Location This study is global in scope, encompassing a wide variety of terrestrial plant communities.
Methods We first develop a scaling model that incorporates potentially adaptive variation in leaf and whole-plant nutrient content, kinetic aspects of photosynthesis and plant respiration, and the allometry of biomass partitioning and allocation. We then examine extensive data sets concerning the stoichiometry and productivity of diverse plant communities in light of the model.
Results Across diverse ecosystems, both foliar stoichiometry (N : P) and ‘nitrogen productivity’ (which depends on both community size structure and plant nutrient content) vary systematically across global scale temperature gradients. Primary productivity shows no relationship to temperature.

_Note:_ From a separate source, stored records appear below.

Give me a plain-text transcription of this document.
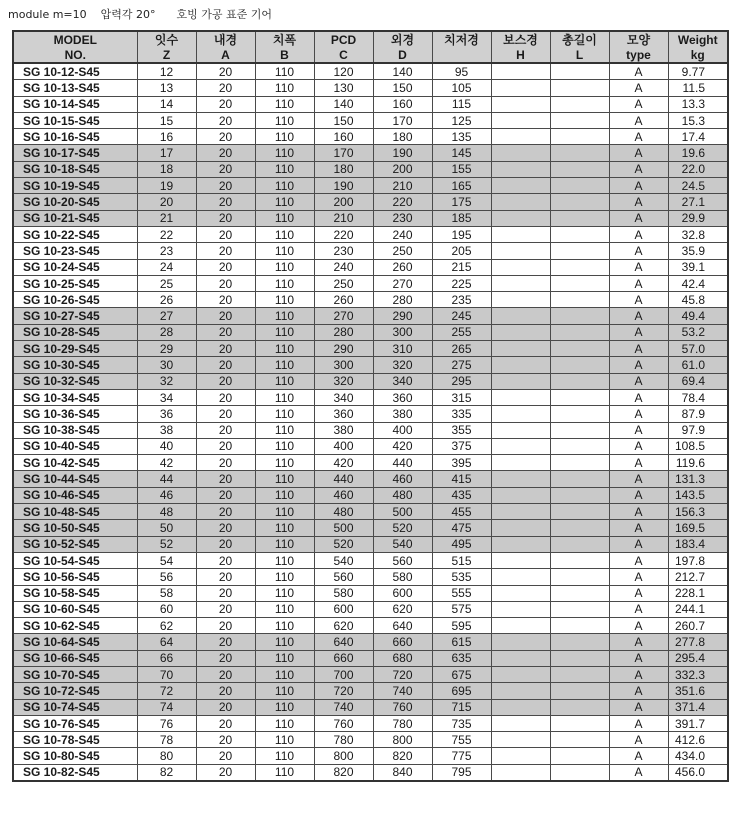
module m=10    압력각 20°      호빙 가공 표준 기어
MODEL	잇수	내경	치폭	PCD	외경	치저경	보스경	총길이	모양	Weight
NO.	Z	A	B	C	D		H	L	type	kg
SG 10-12-S45	12	20	110	120	140	95			A	9.77
SG 10-13-S45	13	20	110	130	150	105			A	11.5
SG 10-14-S45	14	20	110	140	160	115			A	13.3
SG 10-15-S45	15	20	110	150	170	125			A	15.3
SG 10-16-S45	16	20	110	160	180	135			A	17.4
SG 10-17-S45	17	20	110	170	190	145			A	19.6
SG 10-18-S45	18	20	110	180	200	155			A	22.0
SG 10-19-S45	19	20	110	190	210	165			A	24.5
SG 10-20-S45	20	20	110	200	220	175			A	27.1
SG 10-21-S45	21	20	110	210	230	185			A	29.9
SG 10-22-S45	22	20	110	220	240	195			A	32.8
SG 10-23-S45	23	20	110	230	250	205			A	35.9
SG 10-24-S45	24	20	110	240	260	215			A	39.1
SG 10-25-S45	25	20	110	250	270	225			A	42.4
SG 10-26-S45	26	20	110	260	280	235			A	45.8
SG 10-27-S45	27	20	110	270	290	245			A	49.4
SG 10-28-S45	28	20	110	280	300	255			A	53.2
SG 10-29-S45	29	20	110	290	310	265			A	57.0
SG 10-30-S45	30	20	110	300	320	275			A	61.0
SG 10-32-S45	32	20	110	320	340	295			A	69.4
SG 10-34-S45	34	20	110	340	360	315			A	78.4
SG 10-36-S45	36	20	110	360	380	335			A	87.9
SG 10-38-S45	38	20	110	380	400	355			A	97.9
SG 10-40-S45	40	20	110	400	420	375			A	108.5
SG 10-42-S45	42	20	110	420	440	395			A	119.6
SG 10-44-S45	44	20	110	440	460	415			A	131.3
SG 10-46-S45	46	20	110	460	480	435			A	143.5
SG 10-48-S45	48	20	110	480	500	455			A	156.3
SG 10-50-S45	50	20	110	500	520	475			A	169.5
SG 10-52-S45	52	20	110	520	540	495			A	183.4
SG 10-54-S45	54	20	110	540	560	515			A	197.8
SG 10-56-S45	56	20	110	560	580	535			A	212.7
SG 10-58-S45	58	20	110	580	600	555			A	228.1
SG 10-60-S45	60	20	110	600	620	575			A	244.1
SG 10-62-S45	62	20	110	620	640	595			A	260.7
SG 10-64-S45	64	20	110	640	660	615			A	277.8
SG 10-66-S45	66	20	110	660	680	635			A	295.4
SG 10-70-S45	70	20	110	700	720	675			A	332.3
SG 10-72-S45	72	20	110	720	740	695			A	351.6
SG 10-74-S45	74	20	110	740	760	715			A	371.4
SG 10-76-S45	76	20	110	760	780	735			A	391.7
SG 10-78-S45	78	20	110	780	800	755			A	412.6
SG 10-80-S45	80	20	110	800	820	775			A	434.0
SG 10-82-S45	82	20	110	820	840	795			A	456.0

Main conclusions The model predicts that the observed patterns of variation in plant stoichiometry and nutrient productivity may offset the temperature dependence of primary production expected from the kinetics of photosynthesis alone. Our approach provides a quantitative framework for treating potentially adaptive functional variation across communities as a continuum and may thus inform studies of global change. More generally, our approach represents one of the first explicit combinations of ecological stoichiometry and metabolic scaling theories in the analysis of macroecological patterns.